From, "Atlanta Cooknotes," published in cooperation with your Daily Inbox Newsletter.

INGREDIENTS for Corned Beef:

  • 4 to 5 pounds corned beef brisket

  • Water, to cover

  • 2 small unpeeled oranges, sliced

  • 2 small onions sliced

  • 2 large cloves garlic, chopped

  • 1 Tablespoon dill weed

  • 3 bay leaves, halved

  • 1-1/2 cups sliced celery

  • 4 cinnamon sticks, halved

  • 2 cups water

INGREDIENTS for Mustard Sauce:

  • 2 Tablespoons butter

  • 1 Tablespoon all-purpose flour

  • 1 teaspoon salt

  • 1/8 teaspoon white pepper

  • 1 to 2 Tablespoons prepared mustard

  • 1 egg yolk

  • 2/3 cup milk

  • 1 Tablespoon lemon juice


Soak corned beef brisket in water to cover for one hour; drain.  Place in pressure cooker.  Add remaining ingredients to beef and cover securely.  Cook at 15 pounds pressure for 50 minutes.  Let pressure drop of its own accord. Release cover and remove corned beef.
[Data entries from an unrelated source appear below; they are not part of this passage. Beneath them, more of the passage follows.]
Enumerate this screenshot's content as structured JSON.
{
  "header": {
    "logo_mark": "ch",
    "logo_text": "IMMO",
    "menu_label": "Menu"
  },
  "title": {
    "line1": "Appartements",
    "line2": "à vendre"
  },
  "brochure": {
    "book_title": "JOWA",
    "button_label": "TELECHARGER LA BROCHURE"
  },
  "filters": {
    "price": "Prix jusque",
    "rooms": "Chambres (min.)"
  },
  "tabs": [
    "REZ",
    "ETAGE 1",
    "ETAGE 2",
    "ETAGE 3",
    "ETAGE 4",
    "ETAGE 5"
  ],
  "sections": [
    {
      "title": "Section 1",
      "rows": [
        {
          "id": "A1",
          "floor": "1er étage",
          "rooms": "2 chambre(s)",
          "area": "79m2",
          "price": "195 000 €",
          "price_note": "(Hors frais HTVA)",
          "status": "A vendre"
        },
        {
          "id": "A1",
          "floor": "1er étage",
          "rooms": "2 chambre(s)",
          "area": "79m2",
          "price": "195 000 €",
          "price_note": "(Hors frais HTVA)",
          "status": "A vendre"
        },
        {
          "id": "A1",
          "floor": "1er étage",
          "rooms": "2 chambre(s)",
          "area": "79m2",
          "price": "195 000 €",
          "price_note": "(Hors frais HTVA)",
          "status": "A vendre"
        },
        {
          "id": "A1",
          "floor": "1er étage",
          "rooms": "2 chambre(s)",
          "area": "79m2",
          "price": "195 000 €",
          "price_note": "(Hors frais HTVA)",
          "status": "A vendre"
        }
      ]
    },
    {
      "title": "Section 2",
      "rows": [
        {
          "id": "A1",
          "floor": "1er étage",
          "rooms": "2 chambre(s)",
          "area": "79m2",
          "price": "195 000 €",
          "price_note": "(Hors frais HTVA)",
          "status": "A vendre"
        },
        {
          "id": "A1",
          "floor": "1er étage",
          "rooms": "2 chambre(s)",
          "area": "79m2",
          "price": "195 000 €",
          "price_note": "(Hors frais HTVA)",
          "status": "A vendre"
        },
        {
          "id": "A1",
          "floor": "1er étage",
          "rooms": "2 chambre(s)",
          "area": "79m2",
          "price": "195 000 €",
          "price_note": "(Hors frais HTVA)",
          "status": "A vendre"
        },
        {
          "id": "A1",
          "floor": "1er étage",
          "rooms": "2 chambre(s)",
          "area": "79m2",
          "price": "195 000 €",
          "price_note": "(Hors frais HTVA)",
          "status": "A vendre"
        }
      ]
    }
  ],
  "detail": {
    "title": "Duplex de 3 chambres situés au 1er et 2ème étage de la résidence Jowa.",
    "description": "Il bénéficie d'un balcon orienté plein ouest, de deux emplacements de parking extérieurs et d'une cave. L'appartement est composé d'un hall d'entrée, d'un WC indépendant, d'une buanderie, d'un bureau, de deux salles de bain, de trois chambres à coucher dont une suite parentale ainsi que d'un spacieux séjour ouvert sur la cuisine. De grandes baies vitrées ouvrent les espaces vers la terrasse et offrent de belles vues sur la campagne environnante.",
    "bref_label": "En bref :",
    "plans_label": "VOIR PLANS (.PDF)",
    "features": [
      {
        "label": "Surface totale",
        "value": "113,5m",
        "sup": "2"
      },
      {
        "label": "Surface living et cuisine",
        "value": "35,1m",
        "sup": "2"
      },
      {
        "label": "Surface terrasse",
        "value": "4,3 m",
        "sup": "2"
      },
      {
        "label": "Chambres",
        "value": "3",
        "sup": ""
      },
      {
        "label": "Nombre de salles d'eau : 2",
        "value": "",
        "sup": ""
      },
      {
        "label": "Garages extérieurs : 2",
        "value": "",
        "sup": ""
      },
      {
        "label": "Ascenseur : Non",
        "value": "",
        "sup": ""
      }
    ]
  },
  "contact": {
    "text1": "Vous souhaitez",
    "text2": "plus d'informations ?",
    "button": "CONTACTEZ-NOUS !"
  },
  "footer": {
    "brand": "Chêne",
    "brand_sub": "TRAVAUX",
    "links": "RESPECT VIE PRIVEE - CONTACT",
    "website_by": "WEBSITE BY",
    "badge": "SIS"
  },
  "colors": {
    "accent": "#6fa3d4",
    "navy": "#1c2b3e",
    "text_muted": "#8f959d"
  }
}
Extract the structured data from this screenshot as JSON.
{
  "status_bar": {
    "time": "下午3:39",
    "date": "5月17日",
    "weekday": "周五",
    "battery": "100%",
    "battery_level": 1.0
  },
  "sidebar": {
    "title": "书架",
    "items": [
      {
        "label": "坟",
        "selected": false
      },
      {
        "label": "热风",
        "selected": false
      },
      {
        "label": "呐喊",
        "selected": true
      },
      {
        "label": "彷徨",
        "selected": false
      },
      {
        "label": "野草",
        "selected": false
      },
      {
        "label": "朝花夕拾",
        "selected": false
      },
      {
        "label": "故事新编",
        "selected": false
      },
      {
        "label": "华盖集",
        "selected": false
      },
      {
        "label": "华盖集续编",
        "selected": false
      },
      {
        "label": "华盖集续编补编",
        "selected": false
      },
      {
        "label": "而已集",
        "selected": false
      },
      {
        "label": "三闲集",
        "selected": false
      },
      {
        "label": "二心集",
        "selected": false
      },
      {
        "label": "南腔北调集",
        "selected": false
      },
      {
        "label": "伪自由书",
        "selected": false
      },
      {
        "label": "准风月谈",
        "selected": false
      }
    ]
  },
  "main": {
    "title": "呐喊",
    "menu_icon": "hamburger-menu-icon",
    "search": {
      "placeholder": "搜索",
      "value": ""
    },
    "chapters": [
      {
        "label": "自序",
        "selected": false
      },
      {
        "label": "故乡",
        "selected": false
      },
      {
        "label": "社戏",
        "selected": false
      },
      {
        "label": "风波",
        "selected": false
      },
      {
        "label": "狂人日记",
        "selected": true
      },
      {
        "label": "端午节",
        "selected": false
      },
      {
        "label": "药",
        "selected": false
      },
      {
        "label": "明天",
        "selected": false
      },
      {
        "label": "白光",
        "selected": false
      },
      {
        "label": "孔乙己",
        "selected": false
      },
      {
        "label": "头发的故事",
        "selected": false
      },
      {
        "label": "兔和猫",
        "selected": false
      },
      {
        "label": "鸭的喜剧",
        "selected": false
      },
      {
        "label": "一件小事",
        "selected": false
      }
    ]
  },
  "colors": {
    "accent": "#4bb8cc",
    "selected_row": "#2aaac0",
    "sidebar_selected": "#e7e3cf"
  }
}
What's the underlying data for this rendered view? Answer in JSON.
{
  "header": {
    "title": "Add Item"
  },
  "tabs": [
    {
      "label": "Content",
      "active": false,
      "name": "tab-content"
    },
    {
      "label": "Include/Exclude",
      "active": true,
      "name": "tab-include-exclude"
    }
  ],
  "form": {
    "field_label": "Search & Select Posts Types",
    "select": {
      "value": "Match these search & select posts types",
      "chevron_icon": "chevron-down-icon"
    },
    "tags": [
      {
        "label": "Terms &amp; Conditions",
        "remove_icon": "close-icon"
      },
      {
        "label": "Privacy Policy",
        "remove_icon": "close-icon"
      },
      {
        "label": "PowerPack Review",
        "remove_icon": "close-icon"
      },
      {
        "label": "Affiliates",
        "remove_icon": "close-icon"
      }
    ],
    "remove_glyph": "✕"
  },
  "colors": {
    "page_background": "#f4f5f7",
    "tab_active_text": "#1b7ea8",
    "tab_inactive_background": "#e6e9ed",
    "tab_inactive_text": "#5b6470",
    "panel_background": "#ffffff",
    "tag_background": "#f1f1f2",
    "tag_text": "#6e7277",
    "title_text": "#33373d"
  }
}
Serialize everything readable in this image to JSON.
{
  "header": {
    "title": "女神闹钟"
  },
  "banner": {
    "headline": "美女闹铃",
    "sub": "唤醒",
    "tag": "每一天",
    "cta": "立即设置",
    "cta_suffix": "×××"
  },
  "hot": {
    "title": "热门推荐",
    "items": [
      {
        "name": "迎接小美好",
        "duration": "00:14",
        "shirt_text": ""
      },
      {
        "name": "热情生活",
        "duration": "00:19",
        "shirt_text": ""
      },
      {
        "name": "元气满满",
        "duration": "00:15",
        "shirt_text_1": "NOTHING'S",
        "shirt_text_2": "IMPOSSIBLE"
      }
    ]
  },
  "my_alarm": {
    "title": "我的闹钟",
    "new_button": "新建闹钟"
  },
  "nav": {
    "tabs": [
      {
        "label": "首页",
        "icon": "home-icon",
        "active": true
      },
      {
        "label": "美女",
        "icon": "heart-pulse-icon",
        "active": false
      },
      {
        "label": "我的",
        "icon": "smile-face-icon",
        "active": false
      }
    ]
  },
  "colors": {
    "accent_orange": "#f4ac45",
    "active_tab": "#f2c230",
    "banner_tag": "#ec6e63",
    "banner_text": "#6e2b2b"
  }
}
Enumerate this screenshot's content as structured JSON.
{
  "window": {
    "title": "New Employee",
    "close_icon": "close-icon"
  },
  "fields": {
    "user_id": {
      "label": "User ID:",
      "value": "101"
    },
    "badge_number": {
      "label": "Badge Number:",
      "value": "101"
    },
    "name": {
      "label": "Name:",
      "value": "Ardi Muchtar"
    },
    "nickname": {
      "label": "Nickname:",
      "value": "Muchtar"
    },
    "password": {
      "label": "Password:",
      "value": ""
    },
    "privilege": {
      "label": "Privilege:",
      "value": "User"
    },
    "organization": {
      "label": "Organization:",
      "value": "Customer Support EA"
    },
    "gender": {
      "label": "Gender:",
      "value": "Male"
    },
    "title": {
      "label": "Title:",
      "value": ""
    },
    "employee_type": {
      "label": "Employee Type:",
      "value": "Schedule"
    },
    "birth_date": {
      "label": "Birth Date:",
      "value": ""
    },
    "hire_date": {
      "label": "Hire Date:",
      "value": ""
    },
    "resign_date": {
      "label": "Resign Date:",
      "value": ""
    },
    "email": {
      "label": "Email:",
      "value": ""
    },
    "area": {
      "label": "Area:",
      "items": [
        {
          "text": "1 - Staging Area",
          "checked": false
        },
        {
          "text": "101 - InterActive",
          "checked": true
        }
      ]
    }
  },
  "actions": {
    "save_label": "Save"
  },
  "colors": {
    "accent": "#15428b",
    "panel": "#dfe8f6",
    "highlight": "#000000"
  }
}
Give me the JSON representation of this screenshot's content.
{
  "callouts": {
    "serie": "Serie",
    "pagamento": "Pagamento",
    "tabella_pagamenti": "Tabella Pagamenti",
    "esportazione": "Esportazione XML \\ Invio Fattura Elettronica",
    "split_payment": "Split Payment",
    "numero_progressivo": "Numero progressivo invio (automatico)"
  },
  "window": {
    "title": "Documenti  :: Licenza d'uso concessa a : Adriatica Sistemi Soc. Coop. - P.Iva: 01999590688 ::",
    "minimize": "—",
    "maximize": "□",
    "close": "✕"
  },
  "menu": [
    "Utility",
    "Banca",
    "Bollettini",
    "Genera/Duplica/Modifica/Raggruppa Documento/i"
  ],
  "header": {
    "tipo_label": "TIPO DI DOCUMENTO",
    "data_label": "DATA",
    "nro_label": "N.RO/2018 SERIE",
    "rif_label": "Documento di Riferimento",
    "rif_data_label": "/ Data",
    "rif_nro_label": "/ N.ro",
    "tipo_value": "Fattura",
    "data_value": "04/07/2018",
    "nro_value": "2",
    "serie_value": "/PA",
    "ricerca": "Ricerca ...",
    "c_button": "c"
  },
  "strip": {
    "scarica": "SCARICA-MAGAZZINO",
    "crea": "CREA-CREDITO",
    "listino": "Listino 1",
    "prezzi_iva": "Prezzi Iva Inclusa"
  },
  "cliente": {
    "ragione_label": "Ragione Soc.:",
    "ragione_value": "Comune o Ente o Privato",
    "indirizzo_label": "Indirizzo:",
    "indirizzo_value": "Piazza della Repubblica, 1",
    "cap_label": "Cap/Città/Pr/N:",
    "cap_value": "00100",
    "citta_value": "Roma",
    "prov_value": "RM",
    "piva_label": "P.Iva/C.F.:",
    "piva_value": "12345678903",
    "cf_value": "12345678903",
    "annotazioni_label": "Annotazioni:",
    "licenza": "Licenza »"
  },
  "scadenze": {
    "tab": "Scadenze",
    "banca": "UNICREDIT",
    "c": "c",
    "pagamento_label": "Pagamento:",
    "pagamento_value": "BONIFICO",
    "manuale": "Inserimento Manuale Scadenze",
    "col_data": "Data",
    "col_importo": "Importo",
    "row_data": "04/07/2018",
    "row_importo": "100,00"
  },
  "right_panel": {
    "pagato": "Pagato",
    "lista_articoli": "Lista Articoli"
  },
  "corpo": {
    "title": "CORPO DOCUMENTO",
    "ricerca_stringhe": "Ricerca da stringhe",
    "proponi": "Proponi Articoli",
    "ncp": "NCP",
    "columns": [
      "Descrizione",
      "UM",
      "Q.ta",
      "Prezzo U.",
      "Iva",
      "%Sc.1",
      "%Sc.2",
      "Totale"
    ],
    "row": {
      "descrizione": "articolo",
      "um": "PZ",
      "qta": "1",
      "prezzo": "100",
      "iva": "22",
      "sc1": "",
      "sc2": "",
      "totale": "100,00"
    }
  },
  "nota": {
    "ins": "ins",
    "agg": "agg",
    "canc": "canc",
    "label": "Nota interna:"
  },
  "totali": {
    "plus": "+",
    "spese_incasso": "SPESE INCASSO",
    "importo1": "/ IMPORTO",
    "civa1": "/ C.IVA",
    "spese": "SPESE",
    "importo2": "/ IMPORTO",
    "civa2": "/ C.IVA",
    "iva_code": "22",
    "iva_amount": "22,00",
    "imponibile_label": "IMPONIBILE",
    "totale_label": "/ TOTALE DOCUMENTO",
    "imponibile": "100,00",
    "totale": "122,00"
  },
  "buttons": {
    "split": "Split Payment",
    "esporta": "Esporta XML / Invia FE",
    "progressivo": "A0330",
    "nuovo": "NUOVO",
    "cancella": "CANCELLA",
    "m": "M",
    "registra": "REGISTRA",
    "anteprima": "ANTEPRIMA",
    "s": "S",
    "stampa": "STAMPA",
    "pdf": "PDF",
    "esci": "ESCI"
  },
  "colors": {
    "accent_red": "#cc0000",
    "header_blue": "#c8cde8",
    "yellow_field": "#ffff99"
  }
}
While corned beef is cooking, prepare mustard sauce.  Melt butter in top of double boiler.  Add flour, salt, pepper, and mustard, blending well.  Combine egg yolk with milk and stir into mustard mixture.  Cook, stirring constantly, for 15 minutes or until thickened and smooth.  Blend in lemon juice immediately before serving.  Slice corned beef and serve with cabbage and mustard sauce.